140 What bad use was that engine for, that wheel,
141 Or brake, not wheel--that harrow fit to reel
142 Men's bodies out like silk? with all the air
143 Of Tophet's tool, on earth left unaware,
144 Or brought to sharpen its rusty teeth of steel.
145 Then came a bit of stubbed ground, once a wood,
146 Next a marsh, it would seem, and now mere earth
147 Desperate and done with; (so a fool finds mirth,
148 Makes a thing and then mars it, till his mood
149 Changes and off he goes!) within a rood--
150 Bog, clay and rubble, sand and stark black dearth.
151 Now blotches rankling, coloured gay and grim,
152 Now patches where some leanness of the soil's
153 Broke into moss or substances like boils;
154 Then came some palsied oak, a cleft in him
155 Like a distorted mouth that splits its rim
156 Gaping at death, and dies while it recoils.
157 And just as far as ever from the end!
158 Nought in the distance but the evening, nought
159 To point my footstep further!

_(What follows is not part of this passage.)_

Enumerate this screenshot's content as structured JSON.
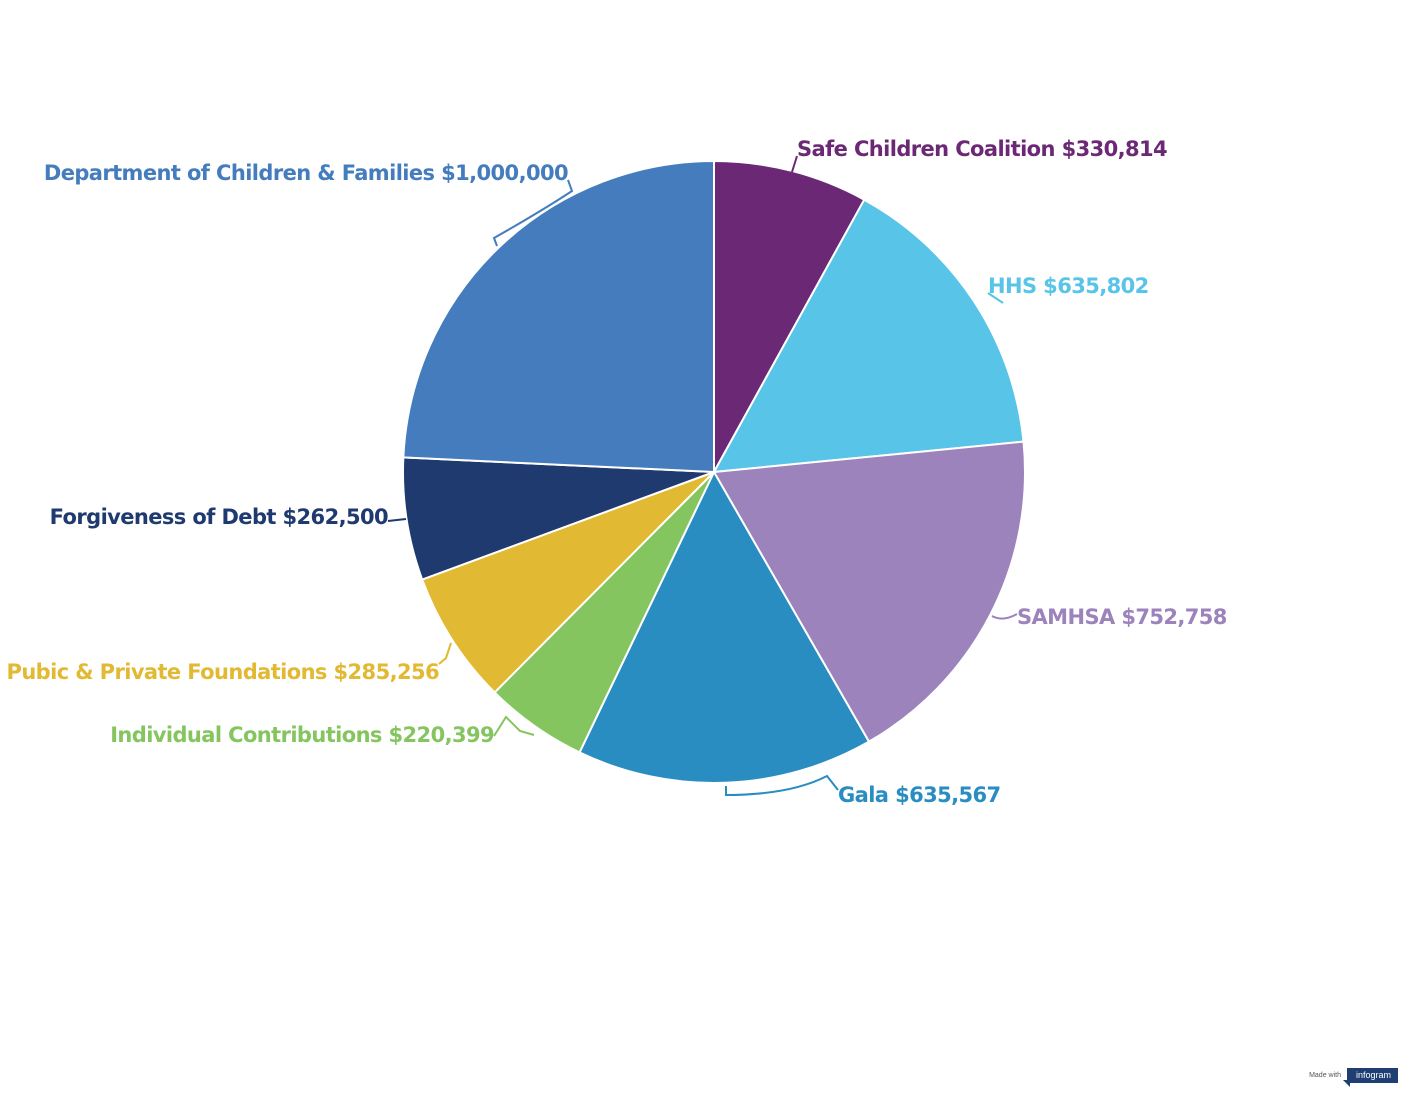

At the thought,
160 A great black bird, Apollyon's bosom-friend,
161 Sailed past, nor beat his wide wing dragon-penned
162 That brushed my cap--perchance the guide I sought.
163 For, looking up, aware I somehow grew,
164 'Spite of the dusk, the plain had given place
165 All round to mountains--with such name to grace
166 Mere ugly heights and heaps now stolen in view.
167 How thus they had surprised me,--solve it, you!
168 How to get from them was no clearer case.
169 Yet half I seemed to recognise some trick
170 Of mischief happened to me, God knows when--
171 In a bad dream perhaps. Here ended, then,
172 Progress this way. When, in the very nick
173 Of giving up, one time more, came a click
174 As when a trap shuts--you're inside the den!
175 Burningly it came on me all at once,
176 This was the place! those two hills on the right,
177 Crouched like two bulls locked horn in horn in fight;
178 While to the left, a tall scalped mountain . . . Dunce,
179 Dotard, a-dozing at the very nonce,
180 After a life spent training for the sight!
181 What in the midst lay but the Tower itself?
182 The round squat turret, blind as the fool's heart
183 Built of brown stone, without a counterpart
184 In the whole world. The tempest's mocking elf
185 Points to the shipman thus the unseen shelf
186 He strikes on, only when the timbers start.
187 Not see? because of night perhaps?--why, day
188 Came back again for that! before it left,
189 The dying sunset kindled through a cleft:
190 The hills, like giants at a hunting, lay
191 Chin upon hand, to see the game at bay,--
192 "Now stab and end the creature--to the heft!"
193 Not hear? when noise was everywhere! it tolled
194 Increasing like a bell. Names in my ears
195 Of all the lost adventurers my peers,--
196 How such a one was strong, and such was bold,
197 And such was fortunate, yet each of old
198 Lost, lost! one moment knelled the woe of years.
199 There they stood, ranged along the hillsides, met
200 To view the last of me, a living frame
201 For one more picture! in a sheet of flame
202 I saw them and I knew them all. And yet
203 Dauntless the slug-horn to my lips I set,
204 And blew. "Childe Roland to the Dark Tower came."